Carpenter v. United States (2018) is now the first case to set jurisprudence on phone location data, regarding how law enforcement agencies can use technology as they build cases against criminals. The subject of the case goes back to a robbery committed in Detroit, Michigan in 2011, after which police gathered months of phone location data from Timothy Carpenter’s phone provider. Law enforcement gathered data from the previous 127, totaling 12,898 different locations to build a case against Carpenter.
The legal concern here was that police gathered this evidence without a filing a warrant.
The Sixth Circuit Court of Appeals found that cellphone location data is not protected under the Fourth Amendment, forbidding unreasonable search and seizure. Therefore a warrant was not required.
Though, Chief Justice John Roberts found that the government’s searches of Carpenter’s phone records were considered a Fourth Amendment search, which required a legal warrant.
In his majority opinion, Roberts wrote, “The Government’s position fails to contend with the seismic shifts in digital technology that made possible the tracking of not only Carpenter’s location but also everyone else’s, not for a short period but for years and years.”

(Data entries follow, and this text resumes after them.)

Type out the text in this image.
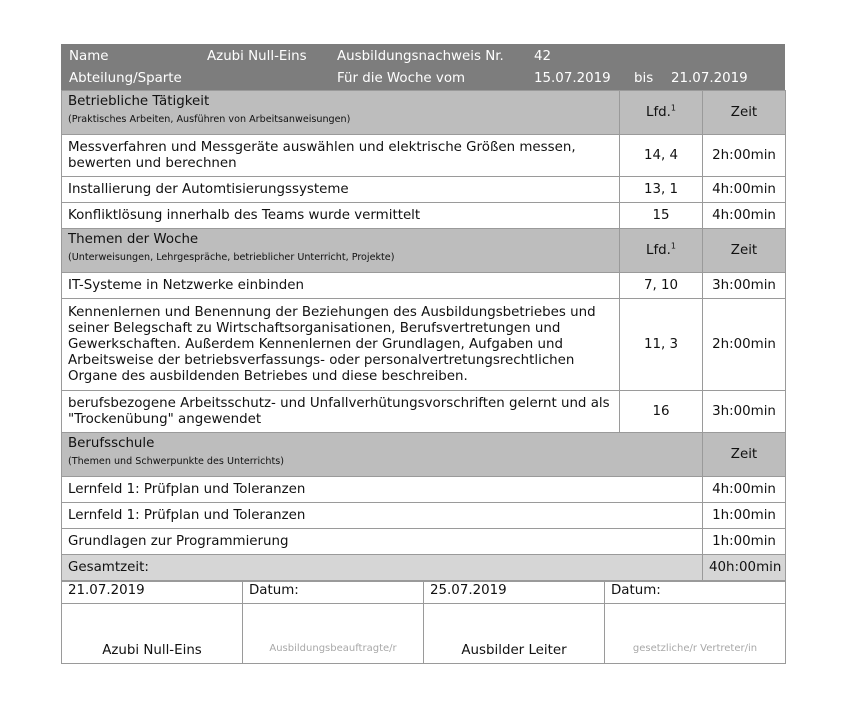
Name	Azubi Null-Eins Ausbildungsnachweis Nr. 42
Abteilung/Sparte	Für die Woche vom	15.07.2019 bis 21.07.2019
Betriebliche Tätigkeit
(Praktisches Arbeiten, Ausführen von Arbeitsanweisungen)	Lfd.$^1$	Zeit
Messverfahren und Messgeräte auswählen und elektrische Größen messen, bewerten und berechnen	14, 4	2h:00min
Installierung der Automtisierungssysteme	13, 1	4h:00min
Konfliktlösung innerhalb des Teams wurde vermittelt	15	4h:00min
Themen der Woche
(Unterweisungen, Lehrgespräche, betrieblicher Unterricht, Projekte)	Lfd.$^1$	Zeit
IT-Systeme in Netzwerke einbinden	7, 10	3h:00min
Kennenlernen und Benennung der Beziehungen des Ausbildungsbetriebes und seiner Belegschaft zu Wirtschaftsorganisationen, Berufsvertretungen und Gewerkschaften. Außerdem Kennenlernen der Grundlagen, Aufgaben und Arbeitsweise der betriebsverfassungs- oder personalvertretungsrechtlichen Organe des ausbildenden Betriebes und diese beschreiben.	11, 3	2h:00min
berufsbezogene Arbeitsschutz- und Unfallverhütungsvorschriften gelernt und als "Trockenübung" angewendet	16	3h:00min
Berufsschule
(Themen und Schwerpunkte des Unterrichts)		Zeit
Lernfeld 1: Prüfplan und Toleranzen		4h:00min
Lernfeld 1: Prüfplan und Toleranzen		1h:00min
Grundlagen zur Programmierung		1h:00min
Gesamtzeit:		40h:00min
21.07.2019	Datum:	25.07.2019	Datum:
Azubi Null-Eins	Ausbildungsbeauftragte/r	Ausbilder Leiter	gesetzliche/r Vertreter/in
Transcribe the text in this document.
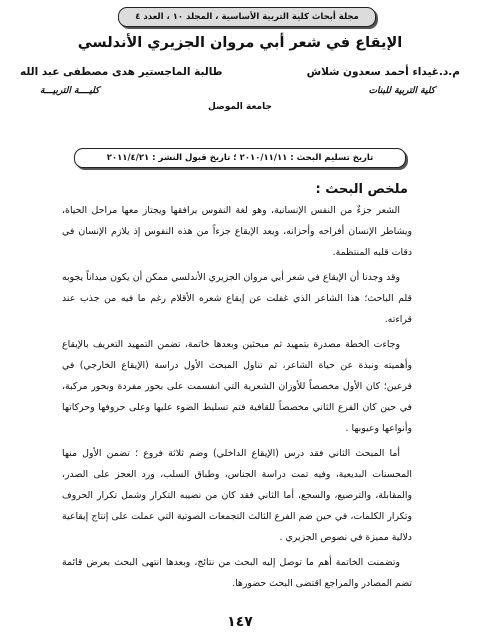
مجلة أبحاث كلية التربية الأساسية ، المجلد ١٠ ، العدد ٤
الإيقاع في شعر أبي مروان الجزيري الأندلسي
م.د.غيداء أحمد سعدون شلاش
طالبة الماجستير هدى مصطفى عبد الله
كلية التربية للبنات
كليــــة التربيـــة
جامعة الموصل
تاريخ تسليم البحث : ٢٠١٠/١١/١١ ؛ تاريخ قبول النشر : ٢٠١١/٤/٢١
ملخص البحث :

الشعر جزءٌ من النفس الإنسانية، وهو لغة النفوس يرافقها ويجتاز معها مراحل الحياة، ويشاطر الإنسان أفراحه وأحزانه، ويعد الإيقاع جزءاً من هذه النفوس إذ يلازم الإنسان في دقات قلبه المنتظمة.

وقد وجدنا أن الإيقاع في شعر أبي مروان الجزيري الأندلسي ممكن أن يكون ميداناً يجوبه قلم الباحث؛ هذا الشاعر الذي غفلت عن إيقاع شعره الأقلام رغم ما فيه من جذب عند قراءته.

وجاءت الخطة مصدرة بتمهيد ثم مبحثين وبعدها خاتمة، تضمن التمهيد التعريف بالإيقاع وأهميته ونبذة عن حياة الشاعر، ثم تناول المبحث الأول دراسة (الإيقاع الخارجي) في فرعين؛ كان الأول مخصصاً للأوزان الشعرية التي انفسمت على بحور مفردة وبحور مركبة، في حين كان الفرع الثاني مخصصاً للقافية فتم تسليط الضوء عليها وعلى حروفها وحركاتها وأنواعها وعيوبها .

أما المبحث الثاني فقد درس (الإيقاع الداخلي) وضم ثلاثة فروع ؛ تضمن الأول منها المحسنات البديعية، وفيه تمت دراسة الجناس، وطباق السلب، ورد العجز على الصدر، والمقابلة، والترصيع، والسجع، أما الثاني فقد كان من نصيبه التكرار وشمل تكرار الحروف وتكرار الكلمات، في حين ضم الفرع الثالث التجمعات الصوتية التي عملت على إنتاج إيقاعية دلالية مميزة في نصوص الجزيري .

وتضمنت الخاتمة أهم ما توصل إليه البحث من نتائج، وبعدها انتهى البحث بعرض قائمة تضم المصادر والمراجع اقتضى البحث حضورها.

١٤٧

Roberts said that Fourth Amendment protections and the privacy expectation therein do not allow law enforcement to gain an “all-encompassing record” of one’s whereabouts. Moreover, he added that historical GPS data presents an “even greater privacy risk” than real-time GPS monitoring.
Caprenter’s attorney, Nathan Freed Wessler from the ACLU, said the ruling is a “groundbreaking victory” for digital-age privacy rights. “The Supreme Court has given privacy law an update that it has badly needed for many years, finally bringing it in line with the realities of modern life. The government can no longer claim that the mere act of using technology eliminates the Fourth Amendment’s protections,” he said.
Before the case was heard, Apple, Google, Facebook, and other tech giants filed an amicus brief, urging the justices to make it harder for law enforcement officials to obtain individuals’ data without a warrant, according to CNET.
While the decision sets a ruling for historical GPS data, the Supreme Court said it does not apply to security cameras, business records or real-time location tracking.